Last year, the Pentagon-funded RAND Corporation published a study warning that dementia among U.S. officials is a national security threat, as I’ve written about previously. Due to advancements in medical science, officials are living longer. But as the RAND study warns, there aren’t really any safeguards in place to prevent senile officials from continuing to access sensitive information and inadvertently divulging them.
If the integrity of secrecy is a concern, how about the prospect of the laws that govern our country being written by people who can’t remember where they are? It’s a question that is clearly on millions of Americans’ minds, with strong bipartisan majorities consistently expressing support for mandatory retirement ages for members of Congress, per polling.
It’s hard to imagine Congress passing such a law. But Biden’s withdrawal, once cast by Washington as politically impossible, shows us that even the most powerful leaders can bow to public pressure. At a time when much of the country is celebrating a new generation in Kamala Harris, there is an open question as to whether the country’s new mood applies to our mortocracy in Congress. Mentally aware and capable or not, all stand in the way of a next generation.
— Edited by William M. Arkin
Correction: Multiple members of Congress are in fact a year older than initially described. (None were younger.) The members include Sen. Mitch McConnell and Reps. Holmes Norton, Rogers, Waters, Hoyer, Pelosi, Clyburn, and Carter. This story has been updated to correct the error.

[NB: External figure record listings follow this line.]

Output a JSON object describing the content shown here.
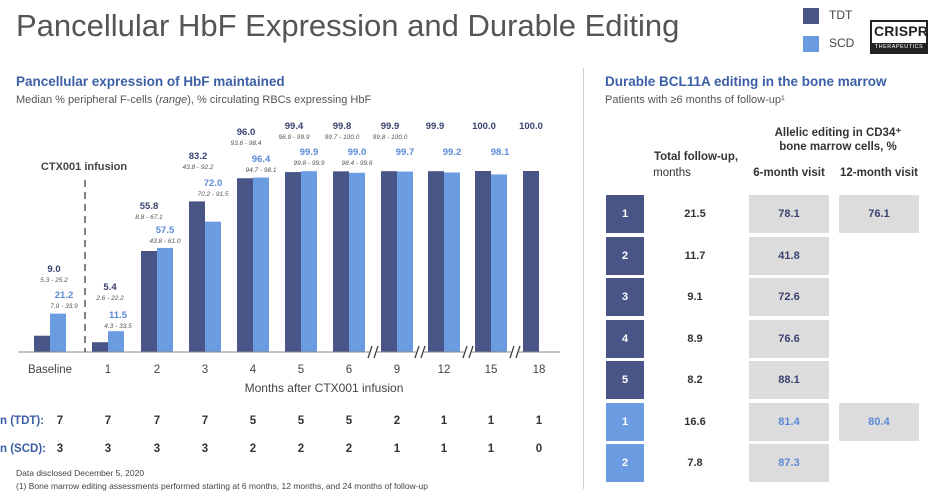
{
  "title": "Pancellular HbF Expression and Durable Editing",
  "legend": [
    {
      "label": "TDT",
      "color": "#4a5587"
    },
    {
      "label": "SCD",
      "color": "#6b9be0"
    }
  ],
  "logo": {
    "line1": "CRISPR",
    "line2": "THERAPEUTICS"
  },
  "left": {
    "title": "Pancellular expression of HbF maintained",
    "subtitle_pre": "Median % peripheral F-cells (",
    "subtitle_italic": "range",
    "subtitle_post": "), % circulating RBCs expressing HbF"
  },
  "chart_data": {
    "type": "bar",
    "categories": [
      "Baseline",
      "1",
      "2",
      "3",
      "4",
      "5",
      "6",
      "9",
      "12",
      "15",
      "18"
    ],
    "xlabel": "Months after CTX001 infusion",
    "ylabel": "",
    "ylim": [
      0,
      100
    ],
    "annotation": "CTX001 infusion",
    "series": [
      {
        "name": "TDT",
        "color": "#4a5587",
        "values": [
          9.0,
          5.4,
          55.8,
          83.2,
          96.0,
          99.4,
          99.8,
          99.9,
          99.9,
          100.0,
          100.0
        ],
        "labels": [
          "9.0",
          "5.4",
          "55.8",
          "83.2",
          "96.0",
          "99.4",
          "99.8",
          "99.9",
          "99.9",
          "100.0",
          "100.0"
        ],
        "ranges": [
          "5.3 - 25.2",
          "2.6 - 22.2",
          "8.8 - 67.1",
          "43.8 - 92.2",
          "93.6 - 98.4",
          "96.9 - 99.9",
          "99.7 - 100.0",
          "99.8 - 100.0",
          "",
          "",
          ""
        ]
      },
      {
        "name": "SCD",
        "color": "#6b9be0",
        "values": [
          21.2,
          11.5,
          57.5,
          72.0,
          96.4,
          99.9,
          99.0,
          99.7,
          99.2,
          98.1,
          null
        ],
        "labels": [
          "21.2",
          "11.5",
          "57.5",
          "72.0",
          "96.4",
          "99.9",
          "99.0",
          "99.7",
          "99.2",
          "98.1",
          ""
        ],
        "ranges": [
          "7.9 - 33.9",
          "4.3 - 33.5",
          "43.8 - 61.0",
          "70.2 - 91.5",
          "94.7 - 98.1",
          "99.8 - 99.9",
          "98.4 - 99.6",
          "",
          "",
          "",
          ""
        ]
      }
    ],
    "n_rows": [
      {
        "label": "n (TDT):",
        "values": [
          "7",
          "7",
          "7",
          "7",
          "5",
          "5",
          "5",
          "2",
          "1",
          "1",
          "1"
        ]
      },
      {
        "label": "n (SCD):",
        "values": [
          "3",
          "3",
          "3",
          "3",
          "2",
          "2",
          "2",
          "1",
          "1",
          "1",
          "0"
        ]
      }
    ]
  },
  "right": {
    "title": "Durable BCL11A editing in the bone marrow",
    "subtitle": "Patients with ≥6 months of follow-up¹",
    "header_group_line1": "Allelic editing in CD34⁺",
    "header_group_line2": "bone marrow cells, %",
    "col_followup_line1": "Total follow-up,",
    "col_followup_line2": "months",
    "col_6m": "6-month visit",
    "col_12m": "12-month visit",
    "rows": [
      {
        "id": "1",
        "type": "TDT",
        "followup": "21.5",
        "m6": "78.1",
        "m12": "76.1"
      },
      {
        "id": "2",
        "type": "TDT",
        "followup": "11.7",
        "m6": "41.8",
        "m12": ""
      },
      {
        "id": "3",
        "type": "TDT",
        "followup": "9.1",
        "m6": "72.6",
        "m12": ""
      },
      {
        "id": "4",
        "type": "TDT",
        "followup": "8.9",
        "m6": "76.6",
        "m12": ""
      },
      {
        "id": "5",
        "type": "TDT",
        "followup": "8.2",
        "m6": "88.1",
        "m12": ""
      },
      {
        "id": "1",
        "type": "SCD",
        "followup": "16.6",
        "m6": "81.4",
        "m12": "80.4"
      },
      {
        "id": "2",
        "type": "SCD",
        "followup": "7.8",
        "m6": "87.3",
        "m12": ""
      }
    ]
  },
  "footnotes": {
    "line1": "Data disclosed December 5, 2020",
    "line2": "(1) Bone marrow editing assessments performed starting at 6 months, 12 months, and 24 months of follow-up"
  },
  "colors": {
    "tdt": "#4a5587",
    "scd": "#6b9be0",
    "scd_text": "#5b8ad6",
    "title_blue": "#3b5fa6"
  }
}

Thanks for your always thoughtful analysis, Ken! On one hand, you’re right to describe “octogenarians exercising a death grip on their positions of power.”

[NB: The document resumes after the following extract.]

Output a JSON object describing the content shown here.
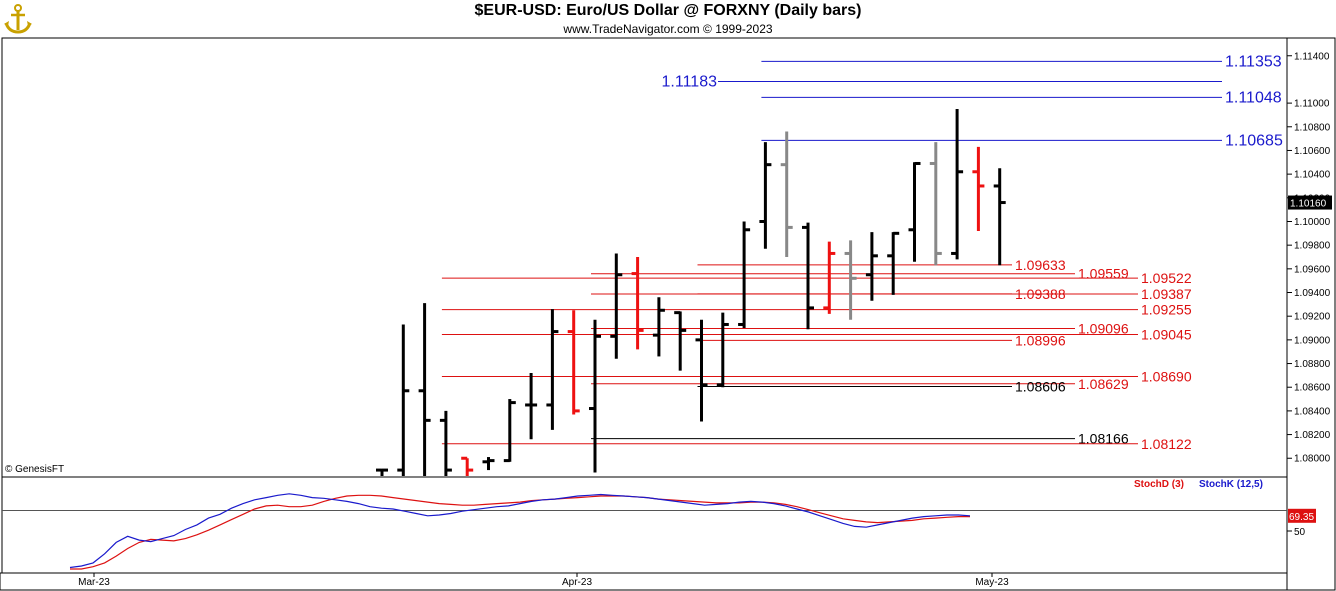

On the other hand, that critique might be too broad and narrow at the same time. I wrote a few months ago to explore public concerns about gerontocracy in Washington, and how they both reach too far while also falling short of identifying the root of the problem. https://shahidbuttar.substack.com/p/neither-mcconnell-freezing-nor-biden
In “Neither McConnell freezing, nor Biden rambling, is the problem” I explored the disturbing patterns visible across figures, including Biden, Feinstein, McConnell, and Trump, before explaining that:
“to describe Washington as a gerontocracy is frankly charitable.
Concerns about gerontocracy center on mental fitness, and the capacity of people as they advance in age to execute their duties. Each of the figures above have revealed their unfortunate incapacity.
But their individual incapacity is just part of the problem, ultimately akin to the part of an iceberg that looms above the water.”
That post continued by exploring structural impediments to meaningful democracy in America. I’d be curious to invite any thoughts you or others might have.
Keep up the good work!
As a member of GenX,you have NO idea how many people are disgusted that we haven't even been given an opportunity to move up. Our grandparents were retiring at some of our ages! We need a forced retirement age. I'm sorry if that sounds mean. I don't want it to, but it's true.